Mr. Paul Stinchcombe (Wellingborough): Can the hon. Gentleman clarify one matter for me in respect of amendment No. 275? I recognise the phraseology from certain equity and land law books. Normally, the third party is referred to as the bona fide purchaser for value. What relevance is there in his refusal to include the words ''for value'' in his formulation?

Mr. Grieve: Subsection (1) says:

    ''If the defendant transfers property to another person for a consideration''.

As ''consideration'' was referred to earlier, there seemed to be no point in using ''for value'' later; it is as simple as that. I agree with the hon. Gentleman about what normally appears; I did not intend to remove the concept of its being for value. If it is thought that the words ''for value'' ought to appear, I would be the last person to stand in the Minister's way. Indeed, he could reject the amendments and the new clause and redraft the clause; it might be better to do so. I claim no great drafting expertise, particularly with respect to equitable concepts.
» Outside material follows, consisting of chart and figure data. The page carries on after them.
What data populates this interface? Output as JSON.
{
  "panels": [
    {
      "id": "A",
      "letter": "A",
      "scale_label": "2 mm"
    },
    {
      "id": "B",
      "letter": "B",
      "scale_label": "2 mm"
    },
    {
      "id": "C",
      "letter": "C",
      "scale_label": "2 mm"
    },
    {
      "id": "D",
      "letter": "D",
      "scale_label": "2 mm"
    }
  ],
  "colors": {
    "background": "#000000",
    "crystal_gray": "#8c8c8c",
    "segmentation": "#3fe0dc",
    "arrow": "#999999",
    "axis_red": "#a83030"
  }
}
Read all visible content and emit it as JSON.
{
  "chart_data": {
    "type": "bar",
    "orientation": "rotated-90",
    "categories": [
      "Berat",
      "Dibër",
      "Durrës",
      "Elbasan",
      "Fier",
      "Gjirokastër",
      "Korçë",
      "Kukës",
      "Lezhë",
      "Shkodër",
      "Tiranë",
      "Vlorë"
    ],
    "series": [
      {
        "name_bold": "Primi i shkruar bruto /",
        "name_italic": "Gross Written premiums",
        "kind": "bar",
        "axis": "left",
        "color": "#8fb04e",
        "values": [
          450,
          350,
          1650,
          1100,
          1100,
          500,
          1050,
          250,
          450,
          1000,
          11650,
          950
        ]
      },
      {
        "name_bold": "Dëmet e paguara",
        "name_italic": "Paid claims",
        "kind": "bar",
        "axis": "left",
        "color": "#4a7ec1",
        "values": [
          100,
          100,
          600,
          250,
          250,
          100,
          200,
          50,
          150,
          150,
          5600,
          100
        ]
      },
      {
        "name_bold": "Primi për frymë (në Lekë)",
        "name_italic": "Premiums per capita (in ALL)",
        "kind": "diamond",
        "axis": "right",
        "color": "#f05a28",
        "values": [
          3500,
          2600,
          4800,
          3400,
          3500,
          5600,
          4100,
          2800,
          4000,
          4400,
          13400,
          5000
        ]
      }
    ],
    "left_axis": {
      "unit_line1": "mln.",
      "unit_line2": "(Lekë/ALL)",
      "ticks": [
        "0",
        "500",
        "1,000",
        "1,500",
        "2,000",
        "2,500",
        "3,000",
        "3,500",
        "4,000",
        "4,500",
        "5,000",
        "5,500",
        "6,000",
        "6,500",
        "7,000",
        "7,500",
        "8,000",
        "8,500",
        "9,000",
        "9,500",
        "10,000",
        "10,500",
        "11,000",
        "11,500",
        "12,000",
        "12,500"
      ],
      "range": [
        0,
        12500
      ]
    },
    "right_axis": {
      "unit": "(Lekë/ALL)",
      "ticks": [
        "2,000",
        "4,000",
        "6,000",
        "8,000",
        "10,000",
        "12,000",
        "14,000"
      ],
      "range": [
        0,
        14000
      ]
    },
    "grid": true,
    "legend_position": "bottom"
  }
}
The amendment's aim is simple: a reduction in value between the date property is obtained and the date it is transferred for value to an innocent third party should not be recovered from the third party. Clause 78 allows that—or can the Minister persuade me otherwise? I fully accept that it would be perfectly proper to recover the difference in value from the defendant if funds are available over and above the confiscated assets. However, an innocent third party should not suffer. The best thing that I can do now is listen to Minister's comments on the matter; we may be able to prolong the debate, if necessary.